Ce lundi, 5200 sidérurgistes européens ont manifesté à Bruxelles pour dénoncer la concurrence déloyale pratiquée par la Chine sur le marché européen. Décryptage d'une crise qui menace plus de 330 000 emplois en Europe.
"Nous manifestons pour que la Commission Européenne renforce ses procédures anti-dumping contre la Chine" explique Charles de Lusignan, porte-parole de la fédération Eurofer, co-organisatrice de la manifestation. Equipés de casques et de gilet jaunes, les manifestants ont appelé à "garder les emplois forgés en Europe", avant qu'une délégation de représentants ne soit reçue par Jean-Claude Juncker, président de la Commission Européenne.
Le 5 février, sept ministres de l'Economie européens (français, allemand, britannique, italien, polonais, belge et luxembourgeois) avaient adressé une lettre à la Commission européenne et au Conseil (représentants les 28 Etats membres de l'UE). "L'Union européenne ne peut rester passive lorsque l'augmentation des pertes d'emplois et des fermetures d'aciéries montre qu'il existe un risque important et imminent d'effondrement du secteur européen de l'acier", ont-ils averti.
Ce lundi matin, lors d'un déplacement a Roubaix, Emmanuel Macron, le ministre de l'Economie français, a insisté en déclarant que "la sidérurgie européenne est aujourd'hui attaquée, de manière injuste", "l'Europe doit se protéger, s'armer"
Pourquoi la sidérurgie européenne souffre-t-elle de la concurrence chinoise ?
Selon Eurofer (la fédération des sidérurgistes européens), 85 000 emplois directs ont été supprimés depuis 2008 dans l'Union Européenne pour ce secteur qui compte, depuis ces suppressions, près de 330 000 salariés dans cette zone. L'UE est le deuxième plus gros producteur d'acier au monde après la Chine, avec 177 millions de tonnes par an, soit 11% de la production mondiale. Mais le ralentissement de l'économie chinoise a poussé le pays a déverser sa production à l'étranger, d'où une chute du cours de l'acier de 38 % en trois ans, passant de 675 dollars la tonne en 2013, à 449 dollars en 2016.
Pékin est aussi accusée de pratiquer du dumping sur le prix de son acier en subventionnant ses entreprises sidérurgiques, ce qui leur permet de maintenir des prix inférieurs aux coûts de production. C'est en ce sens l'UE a annoncé vendredi l'ouverture de trois enquêtes sur les prix de produits sidérurgiques chinois. "La demande européenne en acier augmente de 1 à 2 % par an mais elle est entièrement absorbée par les importations chinoises", souligne Charles de Lusignan. Pour les sidérurgistes européens, les bas prix de l'acier chinois et la réaction tardive de l'UE sont donc clairement responsables de la destruction des emplois sidérurgiques en Europe.

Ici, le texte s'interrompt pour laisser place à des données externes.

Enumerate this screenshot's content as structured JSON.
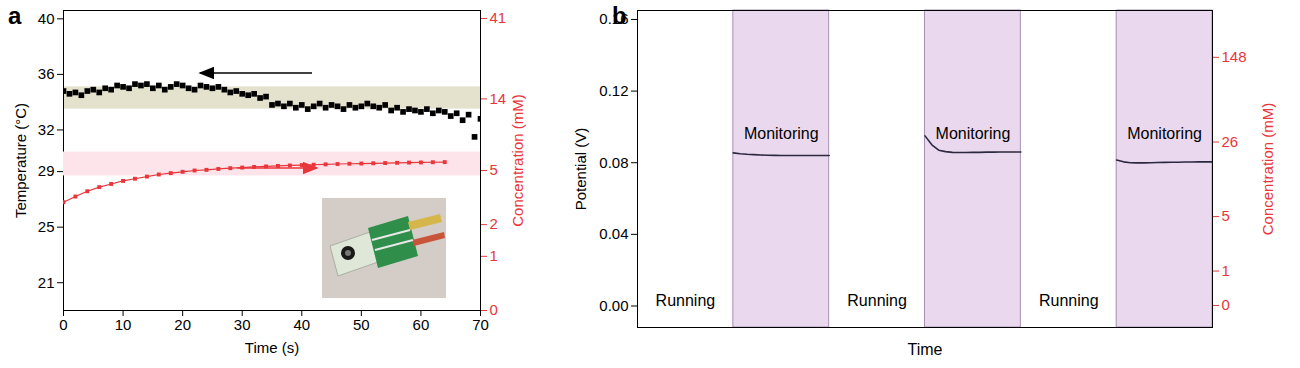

Ce que réclament les manifestants ?
Lors de leur rencontre avec Jean-Claude Juncker, les représentants de la sidérurgie ont appelé une modernisation des outils anti-dumping de l'UE, afin de les rendre plus efficaces et plus rapides. Ils souhaitent aussi que la Chine ne soit pas reconnue par l'Europe comme étant une économie de marché. En effet, en 2001 lors de son entrée au sein l'Organisation Mondiale du Commerce (OMC), la Chine n'était pas considérée comme telle. Ce statut facilite l'application de taxes sur les produits dumpés. Il doit être révisé en 2016, et les sidérurgistes européens craignent que la Chine bénéficie du statut d'économie de marché qui supprimerai la taxe anti-dumping limitant actuellement la concurrence chinoise sur le marché européen. Ils ont d'ailleurs rappelé que la Chine ne remplissait qu'un seul des cinq critères caractérisant une économie de marché (répartition des ressources économiques par le marché, suppression du commerce de troc, gouvernance d’entreprise, droits de propriété et ouverture du secteur financier). La suppression du troc étant l'unique critère rempli jusqu'à présent.
À l'issue de la rencontre avec les sidérurgistes, la Commission a rappelé que le secteur de l'acier était avant tout confronté à une surcapacité mondiale : "les défis auxquels sont confrontés le secteur de l'acier vont plus loin que le commerce uniquement". Une manière de ne pas donner de réponse définitive aux sidérurgiste européens.
Quelle est la position de la Chine ?
La Chine supporte mal son statut actuel au sein de l'OMC. Elle a fait connaître son intention de réduire sa production d'acier de quelque 150 millions de tonnes sur les cinq prochaines années (elle produit actuellement 803 millions d'acier par an), alors que sa surproduction est estimée à 340 millions de tonnes par des experts.
Les négociations s'annoncent donc délicates au sein de la Commission Européennes étant donné les liens d'interdépendances qui unissent la Chine et l'Union Européenne en matière de commerce.